An interlude: integer division
So far we’ve just been using the modulo operator to reduce our input domain to a
much smaller one. However, integer division/modulo is rather slow on most
processors. If we take a look at Agner Fog’s instruction
tables we see that the 32-bit DIV
instruction has a latency of 9-12 cycles on AMD Zen3 and 12 cycles on Intel Ice
Lake. However, we don’t need a fully generic division instruction, since our
divisor is constant here. Let’s take a quick look at what the compiler does for
mod 13:
pub fn mod13(x: u32) -> u32 {
x % 13
}
example::mod13:
mov eax, edi
mov ecx, edi
imul rcx, rcx, 1321528399
shr rcx, 34
lea edx, [rcx + 2*rcx]
lea ecx, [rcx + 4*rdx]
sub eax, ecx
ret
It translates the modulo operation into a multiplication with some shifts / adds / subtractions instead. To see how that works let’s first consider the most magical part: the multiplication by $1321528399$ followed by the right shift of $34$. That magical constant is actually $\lceil 2^{34} / 13 \rceil$ which means it’s computing
$$q = \left\lfloor \frac{x \cdot \lceil 2^{34} / 13 \rceil}{2^{34}}\right\rfloor = \lfloor x / 13 \rfloor.$$
To prove that is in fact correct we note that $2^{34} + 3$ is divisible by $13$ allowing us to split the division in the correct result plus an error term:
$$\frac{x \cdot \lceil 2^{34} / 13 \rceil}{2^{34}} = \frac{x \cdot (2^{34} + 3) / 13}{2^{34}} = x / 13 + \frac{3x}{13\cdot 2^{34}}.$$
Then we inspect the error term and substitute $x = 2^{32}$ as an upper bound to see it never affects the result after flooring:
$$\frac{3x}{13\cdot 2^{34}} \leq \frac{3 \cdot 2^{32}}{13\cdot 2^{34}} \leq \frac{3}{13 \cdot 4} < 1/13.$$
For more context and references I would suggest “Integer division by constants: optimal bounds” by Lemire et. al.

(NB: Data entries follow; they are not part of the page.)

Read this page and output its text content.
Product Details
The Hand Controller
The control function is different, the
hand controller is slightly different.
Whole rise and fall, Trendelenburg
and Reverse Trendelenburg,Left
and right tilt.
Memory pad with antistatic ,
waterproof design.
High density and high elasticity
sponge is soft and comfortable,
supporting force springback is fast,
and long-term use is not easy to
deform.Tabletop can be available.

After computing $q = \lfloor x/13\rfloor$ it then computes the actual modulo we
want as $m = x - 13q$ using
the identity $$x \bmod m = x - \lfloor x / m \rfloor \cdot m.$$
It avoids the use of another (relatively) expensive integer multiplication by using
the lea
instruction which can compute a + k*b
, where k
can be a constant
1, 2, 4, or 8. This is how it computes $13q$:
Instruction Translation Effect
lea edx, [rcx + 2*rcx] t := q + 2*q t = 3q
lea ecx, [rcx + 4*rdx] o := q + 4*t o = (q + 4*3q) = 13q
Bit mixing
We have seen that choosing different moduli works, and that compilers implement fixed-divisor modulo using multiplication. It is time to cut out the middleman and go straight to the good stuff: integer multiplication. We can get a better understanding of what integer multiplication actually does by multiplying two integers in binary using the schoolbook method:
4242 = 0b1000010010010
4871 = 0b1001100100111 = 2^0 + 2^1 + 2^2 + 2^5 + 2^8 + 2^9 + 2^12
Binary Decimal
1000010010010 | 4242 * 2^0
1000010010010 | 4242 * 2^1
1000010010010 | 4242 * 2^2
1000010010010 | 4242 * 2^5
1000010010010 | 4242 * 2^8
1000010010010 | 4242 * 2^9
1000010010010 | 4242 * 2^12
-------------------------------|---------------- +
1001110110100100111111110 | 20662782
There is a beautiful property here we can take advantage of: all of the upper
bits of the product $x \cdot c$ for some constant $c$ depend on most of the bits
of $x$. That is, for good choices of the constants $c$ and $s$, c*x >> s
will
give you a result that is wildly different even for small differences in $x$. It
is a strong bit mixer.
Hash functions like bit mixing functions, because they want to be unpredictable. A good measure of unpredictability is found in the avalanche effect. For a true random oracle changing one bit in the input should flip all bits in the output with 50% probability. Thus having all your output bits depend on the input is a good property for a hash function, as a random oracle is the ideal hash function.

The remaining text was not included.